The use of social media also made activists and regular protesters highly vulnerable. When the regime allowed direct access to Facebook (which had been only accessible through VPN until then) in February 2011, it was clear that it is doing so to facilitate surveillance and the targeting of the protest movement.
Many were arrested for just sharing a photo, commenting or uploading a video. Facebook-organised protests also allowed the regime to know in advance the location and prepare its crack-down accordingly.
Virtual protests stay virtual
More importantly, social media created the illusion that one can change and challenge the events on ground by being active online. Aleppo has been severely bombed since September 2015 with the Russian intervention. This year, when news erupts that the situation is catastrophic, thousands of Syrians around the world protest … by changing their Facebook profile picture.

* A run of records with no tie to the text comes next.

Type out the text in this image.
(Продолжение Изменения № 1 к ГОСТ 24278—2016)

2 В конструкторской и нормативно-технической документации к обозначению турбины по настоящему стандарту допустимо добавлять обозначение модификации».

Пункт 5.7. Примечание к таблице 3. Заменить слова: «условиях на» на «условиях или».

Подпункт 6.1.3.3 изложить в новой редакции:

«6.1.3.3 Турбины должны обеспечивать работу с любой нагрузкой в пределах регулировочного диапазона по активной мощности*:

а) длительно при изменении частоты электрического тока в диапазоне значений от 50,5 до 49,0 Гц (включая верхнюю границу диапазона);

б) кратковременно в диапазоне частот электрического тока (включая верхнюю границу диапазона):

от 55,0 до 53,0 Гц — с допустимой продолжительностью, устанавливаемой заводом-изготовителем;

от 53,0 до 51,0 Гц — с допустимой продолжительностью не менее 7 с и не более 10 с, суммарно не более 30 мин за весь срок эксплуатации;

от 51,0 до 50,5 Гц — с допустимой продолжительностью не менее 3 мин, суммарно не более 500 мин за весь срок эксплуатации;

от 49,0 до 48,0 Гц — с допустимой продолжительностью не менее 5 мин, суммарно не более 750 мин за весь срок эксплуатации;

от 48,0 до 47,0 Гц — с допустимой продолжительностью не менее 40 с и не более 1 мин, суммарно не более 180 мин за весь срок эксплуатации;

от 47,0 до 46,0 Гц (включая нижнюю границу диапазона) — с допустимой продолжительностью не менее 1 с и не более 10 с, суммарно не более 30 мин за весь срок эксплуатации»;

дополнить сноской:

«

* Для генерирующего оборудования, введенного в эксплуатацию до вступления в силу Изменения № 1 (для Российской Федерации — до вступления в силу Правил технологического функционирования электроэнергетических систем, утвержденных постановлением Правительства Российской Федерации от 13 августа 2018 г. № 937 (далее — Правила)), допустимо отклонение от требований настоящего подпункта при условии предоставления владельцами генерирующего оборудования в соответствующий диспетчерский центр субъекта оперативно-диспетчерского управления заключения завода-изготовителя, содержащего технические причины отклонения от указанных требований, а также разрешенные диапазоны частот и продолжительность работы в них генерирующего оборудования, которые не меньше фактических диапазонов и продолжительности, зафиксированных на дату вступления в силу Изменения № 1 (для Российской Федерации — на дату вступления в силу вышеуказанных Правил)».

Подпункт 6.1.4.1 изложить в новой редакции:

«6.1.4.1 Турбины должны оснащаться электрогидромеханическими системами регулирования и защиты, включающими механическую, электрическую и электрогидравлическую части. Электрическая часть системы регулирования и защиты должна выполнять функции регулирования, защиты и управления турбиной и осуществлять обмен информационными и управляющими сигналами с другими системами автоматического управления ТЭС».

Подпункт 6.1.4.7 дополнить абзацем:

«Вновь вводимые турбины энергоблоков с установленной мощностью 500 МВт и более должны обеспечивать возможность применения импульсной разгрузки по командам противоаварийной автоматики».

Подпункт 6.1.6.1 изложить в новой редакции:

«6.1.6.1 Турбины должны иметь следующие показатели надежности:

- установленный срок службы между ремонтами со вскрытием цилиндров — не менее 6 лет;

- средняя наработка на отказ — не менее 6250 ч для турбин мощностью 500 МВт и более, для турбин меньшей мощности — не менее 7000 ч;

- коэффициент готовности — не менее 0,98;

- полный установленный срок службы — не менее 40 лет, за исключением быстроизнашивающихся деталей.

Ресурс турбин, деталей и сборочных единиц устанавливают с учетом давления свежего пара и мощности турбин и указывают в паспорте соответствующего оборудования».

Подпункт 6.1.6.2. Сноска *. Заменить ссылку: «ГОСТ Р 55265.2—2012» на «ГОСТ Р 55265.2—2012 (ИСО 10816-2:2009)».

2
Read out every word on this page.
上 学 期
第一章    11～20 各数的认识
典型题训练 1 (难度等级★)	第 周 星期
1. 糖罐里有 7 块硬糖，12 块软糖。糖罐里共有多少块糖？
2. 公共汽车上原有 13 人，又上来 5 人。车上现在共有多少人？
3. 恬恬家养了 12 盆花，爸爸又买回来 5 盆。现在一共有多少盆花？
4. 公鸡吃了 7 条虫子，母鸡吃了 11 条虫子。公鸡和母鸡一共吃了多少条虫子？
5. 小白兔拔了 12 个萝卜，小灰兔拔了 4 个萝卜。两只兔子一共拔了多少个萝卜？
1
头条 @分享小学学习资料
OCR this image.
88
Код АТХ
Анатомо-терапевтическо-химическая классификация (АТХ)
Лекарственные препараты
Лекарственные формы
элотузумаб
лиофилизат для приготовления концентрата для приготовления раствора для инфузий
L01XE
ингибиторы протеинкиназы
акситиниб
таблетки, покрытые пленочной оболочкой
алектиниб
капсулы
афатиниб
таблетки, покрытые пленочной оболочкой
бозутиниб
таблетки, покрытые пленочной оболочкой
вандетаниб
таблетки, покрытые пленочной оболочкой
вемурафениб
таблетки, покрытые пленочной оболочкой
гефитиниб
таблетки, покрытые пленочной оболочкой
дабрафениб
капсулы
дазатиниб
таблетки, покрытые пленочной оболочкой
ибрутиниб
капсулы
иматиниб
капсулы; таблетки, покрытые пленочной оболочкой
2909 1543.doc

People react virtually while not much is changing on the ground. The number of actual protests on the ground for Syria had declined by 2013. The feeling that social media gives you that you’ve done your bit by posting online is one reason for this demobilisation.
In this regard, Syria is like Palestine, where calls for a third Intifada have not materialised into actions, despite the growing number of Israeli violations.
In fact, this trend is obvious, not just in the Middle East, but globally. In the 1990s, before the advent of social media, around 70 percent of nonviolent social movements succeeded while this number plummeted to only 30 percent in the Facebook and Twitter era.
Social media, of course, is not the only reason why the Syrian uprising failed. But it is something that Syrian revolutionaries should think about when thinking about the future of their movement.
Facebook posts cannot defeat an unscrupulous dictator armed with a brutal repressive apparatus and resolved to use it at will.
Riham Alkousaa is a Syrian journalist covering refugees in Europe and conflict in Syria. She is currently a masters’ student of Politics and Global Affairs at Columbia University, Graduate School of Journalism.
The views expressed in this article are the author’s own and do not necessarily reflect Al Jazeera’s editorial policy.